Siccità, caldo torrido e bombe d’acqua infliggono un altro duro colpo al comparto pere, in Emilia Romagna, dove tra le province di Ferrara, Modena, Bologna e Ravenna si concentra oltre il 70% della produzione italiana: i frutti raccolti sono più piccoli del passato, cotti dal sole o comunque non commerciabili a causa di spaccature e altre anomalie, sicché la produzione stimata per la campagna 2022 è in calo del 10% sul 2020 (nel 2021, lo ricordiamo, il raccolto regionale era stato fortemente compromesso dalle gelate).
Soprattutto cadono a picco i ricavi delle aziende produttrici, con una flessione pari al 30% e anche oltre per alcune varietà medio tardive – tra cui Williams che è molto diffusa -, visto l’andamento commerciale che va via via peggiorando.
Dall’indagine effettuata da Confagricoltura Emilia Romagna si evince infatti che il 55% delle pere Carmen consegnate è di piccolo calibro, +55/65 (nel 2020 era il 44%), come pure il 50% delle pere Santa Maria (nel 2020 era il 31%). Lo “scartato” – quella parte di prodotto non adatta alla vendita diretta perché non perfetta, quindi destinata all’industria di trasformazione -, è notevolmente superiore ai quantitativi delle annate precedenti, tale da raggiungere il 25% del totale conferito (nel 2020 era solo il 15%).
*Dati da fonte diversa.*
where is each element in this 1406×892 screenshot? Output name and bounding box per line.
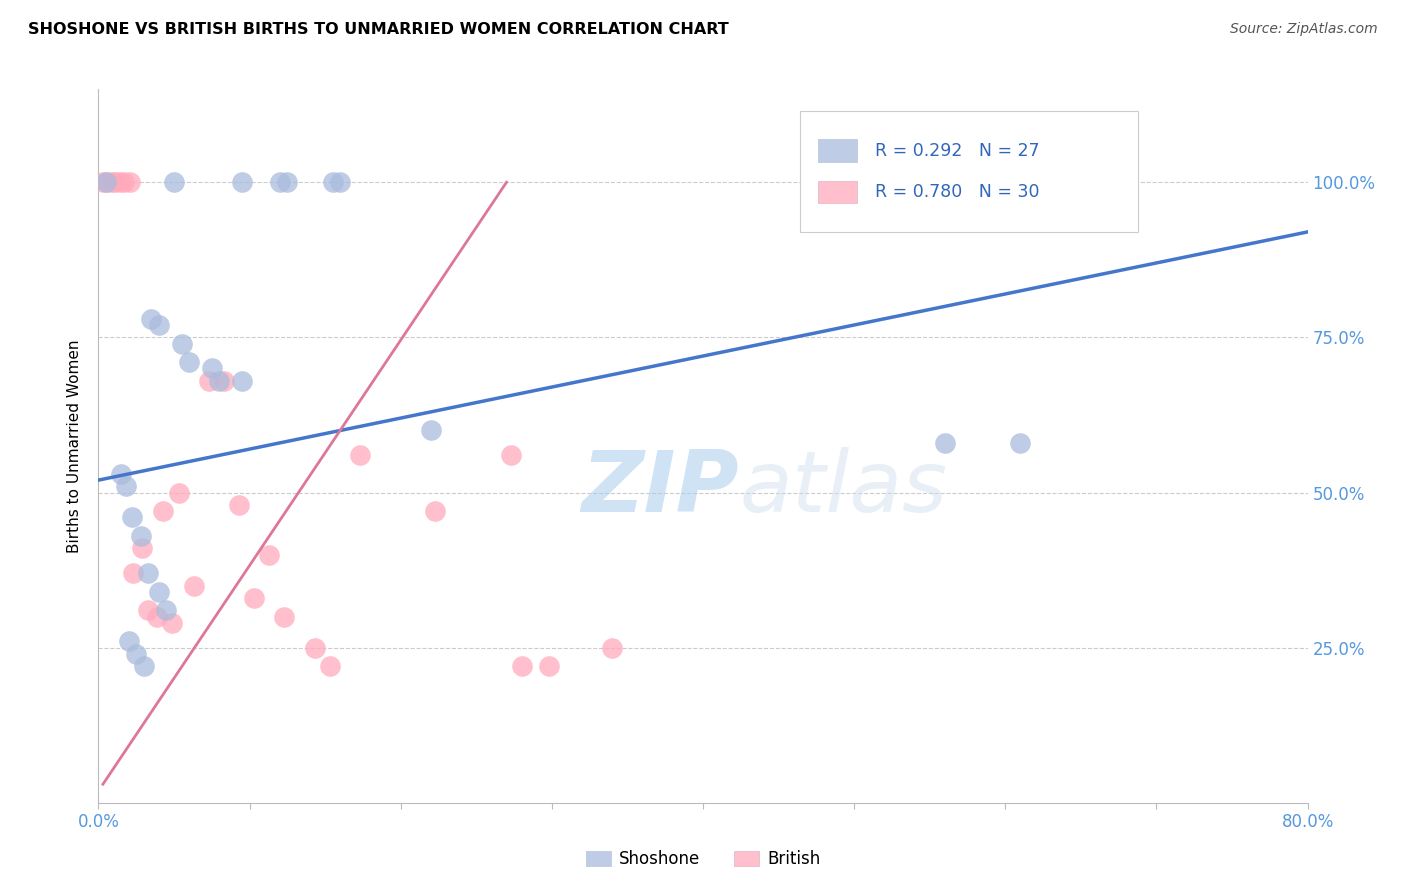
FancyBboxPatch shape (800, 111, 1139, 232)
Text: Source: ZipAtlas.com: Source: ZipAtlas.com (1230, 22, 1378, 37)
Point (269, 175, 291, 189)
Point (349, 448, 371, 462)
Point (167, 485, 190, 500)
Point (132, 659, 155, 673)
Point (201, 361, 224, 376)
Point (228, 498, 250, 512)
FancyBboxPatch shape (818, 180, 856, 203)
Point (1099, 175, 1122, 189)
Point (129, 529, 152, 543)
Point (112, 175, 135, 189)
Point (131, 541, 153, 556)
Point (420, 424, 443, 438)
Point (136, 603, 159, 617)
Point (276, 175, 298, 189)
Point (231, 175, 253, 189)
Point (243, 591, 266, 605)
Y-axis label: Births to Unmarried Women: Births to Unmarried Women (67, 339, 83, 553)
Point (304, 640, 326, 655)
Point (121, 510, 143, 524)
Point (179, 355, 201, 369)
Point (152, 504, 174, 518)
Text: atlas: atlas (740, 447, 948, 531)
Point (602, 640, 624, 655)
Point (148, 584, 170, 599)
Point (208, 374, 231, 388)
Point (125, 647, 148, 661)
Point (146, 609, 169, 624)
Point (91, 175, 114, 189)
Point (141, 311, 163, 326)
Point (1010, 436, 1032, 450)
Point (197, 374, 219, 388)
Point (136, 566, 159, 581)
Text: R = 0.780   N = 30: R = 0.780 N = 30 (875, 183, 1039, 201)
Point (318, 659, 340, 673)
Point (155, 603, 177, 617)
Point (425, 504, 447, 518)
Point (212, 374, 235, 388)
Point (118, 634, 141, 648)
Point (162, 615, 184, 630)
Point (273, 609, 295, 624)
Point (148, 318, 170, 332)
Point (329, 175, 352, 189)
FancyBboxPatch shape (818, 139, 856, 162)
Point (257, 548, 280, 562)
Text: R = 0.292   N = 27: R = 0.292 N = 27 (875, 142, 1039, 160)
Point (120, 175, 142, 189)
Point (183, 579, 205, 593)
Point (104, 175, 127, 189)
Legend: Shoshone, British: Shoshone, British (579, 844, 827, 875)
Point (231, 374, 253, 388)
Point (322, 175, 344, 189)
Point (96, 175, 118, 189)
Text: SHOSHONE VS BRITISH BIRTHS TO UNMARRIED WOMEN CORRELATION CHART: SHOSHONE VS BRITISH BIRTHS TO UNMARRIED … (28, 22, 728, 37)
Point (122, 566, 145, 581)
Point (499, 448, 522, 462)
Point (537, 659, 560, 673)
Text: ZIP: ZIP (582, 447, 740, 531)
Point (110, 467, 132, 481)
Point (94, 175, 117, 189)
Point (108, 175, 131, 189)
Point (170, 336, 193, 351)
Point (934, 436, 956, 450)
Point (510, 659, 533, 673)
Point (114, 479, 136, 493)
Point (101, 175, 124, 189)
Point (163, 175, 186, 189)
A ridurre in briciole il reddito dell’agricoltore sono, da un lato, i rincari dei costi energetici e di produzione, dall’altro il prezzo all’origine troppo basso. Ossia: «Il costo del gasolio agricolo è raddoppiato; il costo della risorsa idrica e dell’irrigazione è cresciuto di sei volte tanto». Non solo, si allarga a dismisura la forbice tra i prezzi al campo e quelli sui banchi del supermercato. «Oggi il consumatore compra a prezzi dieci volte superiori rispetto a quanto riconosciuto all’agricoltore. Negli altri settori il produttore stabilisce il prezzo di vendita, ma in agricoltura no: commercianti e GDO dettano le leggi del mercato e fissano il prezzo da pagare al coltivatore. È una legge del “taglione” ma nessuno ne parla, neanche alla vigilia delle elezioni politiche», va giù pesante il presidente dei frutticoltori di Confagricoltura Emilia Romagna.
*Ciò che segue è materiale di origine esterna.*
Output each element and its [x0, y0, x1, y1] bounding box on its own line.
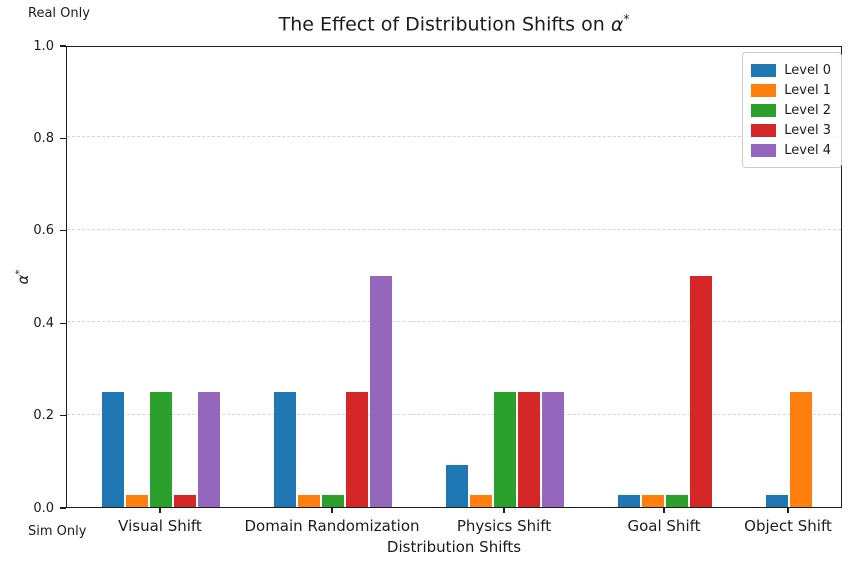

«Stavolta la pericoltura italiana rischia davvero di scomparire per gli effetti del grande caldo e di eventi estremi quali la tempesta che ha investito il bacino produttivo tra il 17 e 19 agosto scorso, che si aggiungono alla scarsa disponibilità d’acqua e alla proliferazione di patogeni e virosi spesso mortali per la pianta, fattori questi ultimi che si alimentano proprio sotto la spinta degli stress climatici. Con essa se ne va per altro una eccellenza regionale e un patrimonio ambientale impareggiabile: l’Emilia-Romagna ha già perso più di 50.000 ettari di frutteti in 25 anni». Piccinini punta il dito contro «la voragine aperta dalla revisione delle strategie di difesa fitosanitaria voluta da Bruxelles, complice di aver tolto strumenti utili agli agricoltori senza offrire soluzioni alternative» e rinnova l’appello ad «accelerare il passo, in ambito europeo, sull’uso delle più avanzate biotecnologie sostenibili, per adattare ai cambiamenti climatici le varietà e le tecniche colturali, portainnesti e sistemi di allevamento».
La lunga stagione siccitosa, resa ancora più pesante dalla mancanza di bacini irrigui, ha affossato anche la produzione di pesche, nettarine e albicocche, attestando “fuori pezzatura” fino al 30% del raccolto 2022 e provocando in parte il collasso delle piante stesse.
Confagricoltura Emilia Romagna rimarca la necessità di sostegni in tempi rapidissimi per salvare posti di lavoro e produzioni di qualità ed evitare pesanti ricadute anche sull’indotto economico del territorio.
Si attende a breve la convocazione di un Tavolo frutticolo regionale richiesto da Confagricoltura e da altre rappresentanze agricole per fronteggiare l’emergenza.